Mit sieben Punkten wirkungsvoll für einen besseren Kinderschutz

Veröffentlicht am 13.12.2007 in Bundespolitik

Anlässlich der heutigen Debatte zum Kinderschutz erklärt die stellvertretende Vorsitzende Christel Humme:

Wie muss eine menschenwürdige Gesellschaft ihre Kinder vor Vernachlässigung und Misshandlung schützen?

Auf diese für uns alle wichtige Frage geben der Sieben-Punkte-Aktionsplan von Kurt Beck und der heute debattierte Koalitionsantrag die richtige Antwort: Entscheidend für einen funktionierenden Kinderschutz ist ein abgestuftes System der Förderung von Kindern und Eltern, ihrer Unterstützung und der staatlichen Intervention.

Eltern in schwierigen Situationen brauchen passgenaue Hilfe, Unterstützung und Begleitung vom ersten Tag an. So kann erreicht werden, dass aus den Anforderungen, ein Kind zu versorgen, nicht Überforderung wird. Deshalb wollen wir ein flächendeckendes System aufsuchender Hilfen und eine optimale Vernetzung all derjenigen, die für das gute Aufwachsen Verantwortung tragen. Wir brauchen starke, personell gut ausgestattete und handlungsfähige Jugendämter genauso wie eine "Kultur des Hinschauens".

Wir wollen, dass 100 Prozent der Kinder an den Vorsorgeuntersuchungen teilnehmen. Die Schaffung verbindlicher Einladungwesen durch immer mehr Bundesländer ist genau der richtige Weg. In Rheinland-Pfalz und Schleswig-Holstein treten entsprechende Kinderschutzgesetze noch im Frühjahr 2008 in Kraft. So können Eltern, die ihre Kinder nicht zur Vorsorgeuntersuchung bringen, ausgemacht werden. Mitarbeiterinnen und Mitarbeiter des öffentlichen Gesundheitsdienstes oder der kommunalen Jugendämter können die Familien aufsuchen, nach dem Rechten schauen und gegebenenfalls weitere Maßnahmen einleiten.

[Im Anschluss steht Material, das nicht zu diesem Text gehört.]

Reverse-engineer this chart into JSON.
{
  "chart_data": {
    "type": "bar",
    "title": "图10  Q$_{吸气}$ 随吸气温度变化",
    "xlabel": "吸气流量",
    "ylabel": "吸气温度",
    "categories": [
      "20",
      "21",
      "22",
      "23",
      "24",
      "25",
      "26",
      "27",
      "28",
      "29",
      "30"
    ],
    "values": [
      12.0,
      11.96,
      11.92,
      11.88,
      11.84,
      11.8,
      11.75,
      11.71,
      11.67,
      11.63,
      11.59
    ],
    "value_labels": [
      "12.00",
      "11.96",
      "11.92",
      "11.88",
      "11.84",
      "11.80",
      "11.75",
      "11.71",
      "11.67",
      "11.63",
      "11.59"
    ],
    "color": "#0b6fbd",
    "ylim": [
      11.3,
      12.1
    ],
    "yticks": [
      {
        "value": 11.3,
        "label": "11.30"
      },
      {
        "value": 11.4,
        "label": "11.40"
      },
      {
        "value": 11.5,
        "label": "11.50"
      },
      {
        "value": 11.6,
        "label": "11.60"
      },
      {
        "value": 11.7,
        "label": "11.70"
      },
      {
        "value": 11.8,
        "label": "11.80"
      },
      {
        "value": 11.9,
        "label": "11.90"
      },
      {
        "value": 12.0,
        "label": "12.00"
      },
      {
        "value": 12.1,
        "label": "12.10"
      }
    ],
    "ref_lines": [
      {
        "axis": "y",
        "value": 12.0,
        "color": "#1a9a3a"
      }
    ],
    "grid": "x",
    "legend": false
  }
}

Echte Entlastung für überforderte Eltern bringt auch der Ausbau der Kinderbetreuung. Gleichzeitig sorgt ein früher Kitabesuch der Kinder für deutlich bessere Bildungschancen. Deshalb hat die SPD gegen den Widerstand unseres Koalitionspartners einen Rechtsanspruch auf Bildung und Betreuung ab dem ersten Geburtstag durchgesetzt.

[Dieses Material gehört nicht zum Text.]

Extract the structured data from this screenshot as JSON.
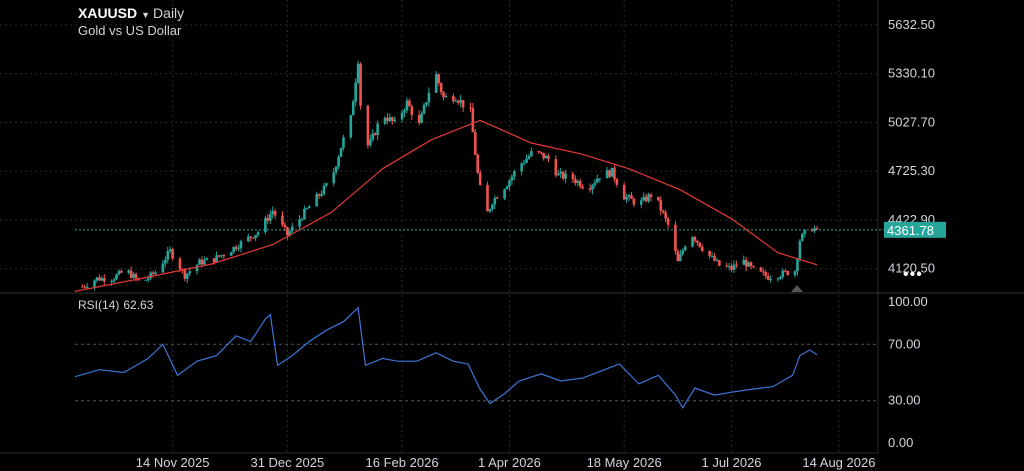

Mit dem Betreuungsgeld hingegen leisten CDU und CSU gefährdeten Kindern und überforderten Eltern nur einen Bärendienst. Gerade Eltern mit niedrigem Einkommen werden das Betreuungsgeld sehr häufig in Anspruch nehmen und dafür ihre Kinder von einem frühen Kitabesuch fernhalten. Die Bildungschancen der Kinder verschlechtern sich, Eltern bekommen keine Entlastung, innerfamiliäre Belastungssituationen werden noch verschärft.

Wir Sozialdemokratinnen und Sozialdemokraten wollen eine Gesellschaft, die ihre Kinder optimal fördert und schützt. Deshalb wollen wir Kinderrechte ausdrücklich in das Grundgesetz aufnehmen. Die Union muss jetzt Farbe bekennen. Geht es ihr auch um eine kinderfreundliche Gesellschaft, sollte sie die unsinnige Forderung nach der Anti-Bildungs-Prämie endlich aufgeben und dafür gemeinsam mit uns im Interesse der Kinder die Verfassung ändern. Hierfür stehen wir Sozialdemokratinnen und Sozialdemokraten seit langem bereit.